In [None]:
# ==========================================
# 1. IMPORT LIBRARIES
# ==========================================
import pandas as pd
import json
import os
import re
import time
from sklearn.model_selection import train_test_split
from sklearn.metrics import classification_report
from openai import OpenAI, APIConnectionError
from dotenv import load_dotenv

load_dotenv()
MY_API_KEY = os.getenv("OPEN_API_KEY")

MY_MODEL_ID = os.getenv("FINE_TUNED_MODEL")


In [3]:
# ==========================================
# 2. DEFINISI STOPWORDS & FUNGSI CLEANING
# ==========================================
STOPWORDS_ID = {
    'yang', 'dan', 'di', 'ke', 'dari', 'ini', 'itu', 'untuk', 'pada', 'dengan',
    'adalah', 'saya', 'kamu', 'dia', 'mereka', 'kita', 'akan', 'bisa', 'ada',
    'tidak', 'yg', 'ya', 'aja', 'gak', 'nya', 'kalo', 'kalau', 'udah', 'sudah',
    'bukan', 'tapi', 'tuh', 'dong', 'kok', 'sih', 'gue', 'lu', 'aku', 'apa',
    'bgt', 'banget', 'juga', 'lagi', 'mau', 'sama', 'banyak', 'bikin', 'buat',
    'jadi', 'terus', 'karena', 'seperti', 'atau', 'saat', 'dalam', 'masih',
    'begitu', 'semua', 'bbrp', 'utk', 'sdh', 'dgn', 'dr',
    'lebih', 'kemarin', 'per', 'punya', 'setelah', 'menjadi',
    'secara', 'lalu', 'memang', 'paling','nih','dulu','hingga','sampai','sekarang',
    'apakah','memiliki','kembali','sejak','kinerja','kira','coba','nder'
}

STOPWORDS_SAHAM = {
    'saham', 'harga', 'market', 'indeks', 'lot', 'hari', 'tahun',
    'beli', 'jual', 'hold', 'masuk', 'keluar', 'rekomendasi',
    'bbca', 'bbri', 'bmri', 'bbtn', 'tlkm', 'unvr', 'goto', 'bank', 'bca',
    'bbni', 'hmsp', 'tpia', 'bren', 'byan', 'indf', 'antm', 'asii','amp',
    'bri', 'mandiri', 'brpt', 'chandra', 'asri', 'tuck', 'wong','astra','ggrm',
    'ihsg', 'persero', 'tbk', 'lembar', 'pemegang', 'pbv', 'pukul', 'wib','pt',
    'syariah', 'low kwong','prajogo pangestu','indonesia','prajogo','pangestu','bayan','low',
    'kwong','adro','bisnis','emiten','rokok','unilever','rdtx','sampoerna','produk'
}

ALL_STOPWORDS = STOPWORDS_ID.union(STOPWORDS_SAHAM)
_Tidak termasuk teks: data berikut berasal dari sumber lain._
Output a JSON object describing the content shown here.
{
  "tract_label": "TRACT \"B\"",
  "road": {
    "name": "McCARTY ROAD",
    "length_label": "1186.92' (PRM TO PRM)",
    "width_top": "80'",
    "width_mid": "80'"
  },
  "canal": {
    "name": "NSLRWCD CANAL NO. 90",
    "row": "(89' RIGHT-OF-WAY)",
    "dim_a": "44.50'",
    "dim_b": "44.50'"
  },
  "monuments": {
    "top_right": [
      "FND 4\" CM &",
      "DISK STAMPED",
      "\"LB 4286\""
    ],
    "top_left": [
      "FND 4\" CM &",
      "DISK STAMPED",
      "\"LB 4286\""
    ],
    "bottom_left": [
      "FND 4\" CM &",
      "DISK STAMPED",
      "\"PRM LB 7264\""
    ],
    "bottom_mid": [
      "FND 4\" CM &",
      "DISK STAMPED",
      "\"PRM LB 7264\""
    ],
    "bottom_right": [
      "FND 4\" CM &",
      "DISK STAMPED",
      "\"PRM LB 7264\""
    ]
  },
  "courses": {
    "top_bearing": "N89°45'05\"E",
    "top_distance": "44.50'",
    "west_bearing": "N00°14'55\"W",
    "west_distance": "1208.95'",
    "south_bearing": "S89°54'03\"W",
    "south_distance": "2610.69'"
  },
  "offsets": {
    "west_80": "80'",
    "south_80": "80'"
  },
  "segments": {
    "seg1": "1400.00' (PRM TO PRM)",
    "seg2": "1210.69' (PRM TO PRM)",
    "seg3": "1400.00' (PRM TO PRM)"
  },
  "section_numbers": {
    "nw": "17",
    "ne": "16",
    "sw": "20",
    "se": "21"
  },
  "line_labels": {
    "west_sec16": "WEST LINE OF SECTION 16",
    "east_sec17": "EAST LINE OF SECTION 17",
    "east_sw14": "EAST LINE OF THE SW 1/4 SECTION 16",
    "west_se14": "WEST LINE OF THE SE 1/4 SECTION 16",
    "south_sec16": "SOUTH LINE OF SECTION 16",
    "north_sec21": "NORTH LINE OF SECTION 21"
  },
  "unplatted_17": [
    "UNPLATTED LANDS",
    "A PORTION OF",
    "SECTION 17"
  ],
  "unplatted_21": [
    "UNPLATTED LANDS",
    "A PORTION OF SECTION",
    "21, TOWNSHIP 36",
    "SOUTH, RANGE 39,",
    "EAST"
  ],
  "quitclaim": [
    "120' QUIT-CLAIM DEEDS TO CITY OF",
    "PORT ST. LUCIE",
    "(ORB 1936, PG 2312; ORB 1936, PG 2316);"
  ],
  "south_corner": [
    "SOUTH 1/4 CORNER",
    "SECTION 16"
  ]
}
def load_and_clean_data(file_path):
    """Memuat dan membersihkan dataset."""
    print(f"Loading data from: {file_path}")
    if not os.path.exists(file_path):
        if os.path.exists(os.path.basename(file_path)):
            file_path = os.path.basename(file_path)
        else:
            raise FileNotFoundError("File tidak ditemukan.")

    df = pd.read_csv(file_path)

    # Hapus kolom tidak terpakai
    unused_cols = ['Quote Count', 'Reply Count', 'Retweet Count', 'Favorite Count', 'English Translation', 'Tweet Date']
    df = df.drop(columns=[c for c in unused_cols if c in df.columns], errors='ignore')

    # Fungsi Cleaning Text
    def clean_text(text):
        if not isinstance(text, str): return ""
        text = re.sub(r'\[URL\]|\[HASHTAG\]|\[USERNAME\]', '', text) # Hapus placeholder
        text = text.lower()
        text = re.sub(r'[^a-z\s]', ' ', text) # Hapus non-huruf
        text = re.sub(r'\s+', ' ', text).strip()

        # Stopword removal
        tokens = [t for t in text.split() if t not in ALL_STOPWORDS]
        return ' '.join(tokens)

    print("Cleaning data...")
    df['cleaned_text'] = df['Sentence'].apply(clean_text)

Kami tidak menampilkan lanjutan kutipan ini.